Graph 5: Redistribution of wealth from poor to rich


If we know one thing about Osborne it is that whenever he has to make a financial statement, he is likely to introduce policies that increase the wealth of the rich and reduce the wealth of the poor. Inequality is not something that concerns our Chancellor. This graph from the Resolution Foundation shows how the Budget has done just that, giving tax give-aways to the better off while heaping more misery on the poor (who are already facing massive losses in income from Universal Credit).

It is hard to find an economist anywhere who does not now acknowledge that inequality is a major driver of vulnerability and insecurity in the global economy.

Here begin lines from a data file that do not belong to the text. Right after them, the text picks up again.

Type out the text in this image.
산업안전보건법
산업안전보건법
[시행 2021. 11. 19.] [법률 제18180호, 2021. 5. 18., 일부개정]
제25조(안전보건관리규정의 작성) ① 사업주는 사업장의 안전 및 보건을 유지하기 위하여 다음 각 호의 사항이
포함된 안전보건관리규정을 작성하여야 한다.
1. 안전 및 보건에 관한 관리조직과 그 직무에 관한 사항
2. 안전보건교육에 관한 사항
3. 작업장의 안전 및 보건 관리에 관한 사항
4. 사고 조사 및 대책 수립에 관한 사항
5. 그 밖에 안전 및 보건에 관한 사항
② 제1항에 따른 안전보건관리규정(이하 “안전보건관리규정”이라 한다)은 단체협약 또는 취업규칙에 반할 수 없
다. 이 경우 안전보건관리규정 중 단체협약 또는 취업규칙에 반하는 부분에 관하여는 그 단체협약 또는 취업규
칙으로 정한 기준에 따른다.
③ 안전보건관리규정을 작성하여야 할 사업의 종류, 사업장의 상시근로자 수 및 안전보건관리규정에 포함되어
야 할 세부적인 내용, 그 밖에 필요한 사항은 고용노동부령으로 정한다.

The richest tend to put their money into places that have no positive multiplier effects for the wider economy: expensive properties, savings or tax havens. Most of us spend the money we have in the local economy, increasing employment and economic activity. Osborne doesn’t get it, but his commitment to the rich is one of the key reasons he keeps failing to meet his own economic targets.


The approach we need to take in Scotland is contra-Osborne: re-balance the economy towards productive economic development and disincentivise rent-seeking and low productivity economic practises; boost wages, increase industrial democracy and invest in skills and training; exploit cheap borrowing rates to massively increase investment in infrastructure; end austerity and increase public sector employment and wages.

Common Weal published a report earlier this month about how a National Investment Bank could help us do this. We have two more reports on the Scottish economy coming soon on an industrial policy and a public investment strategy which, in combination, will amount to a systematic strategy for an alternative economic approach to Osborne’s proven failures.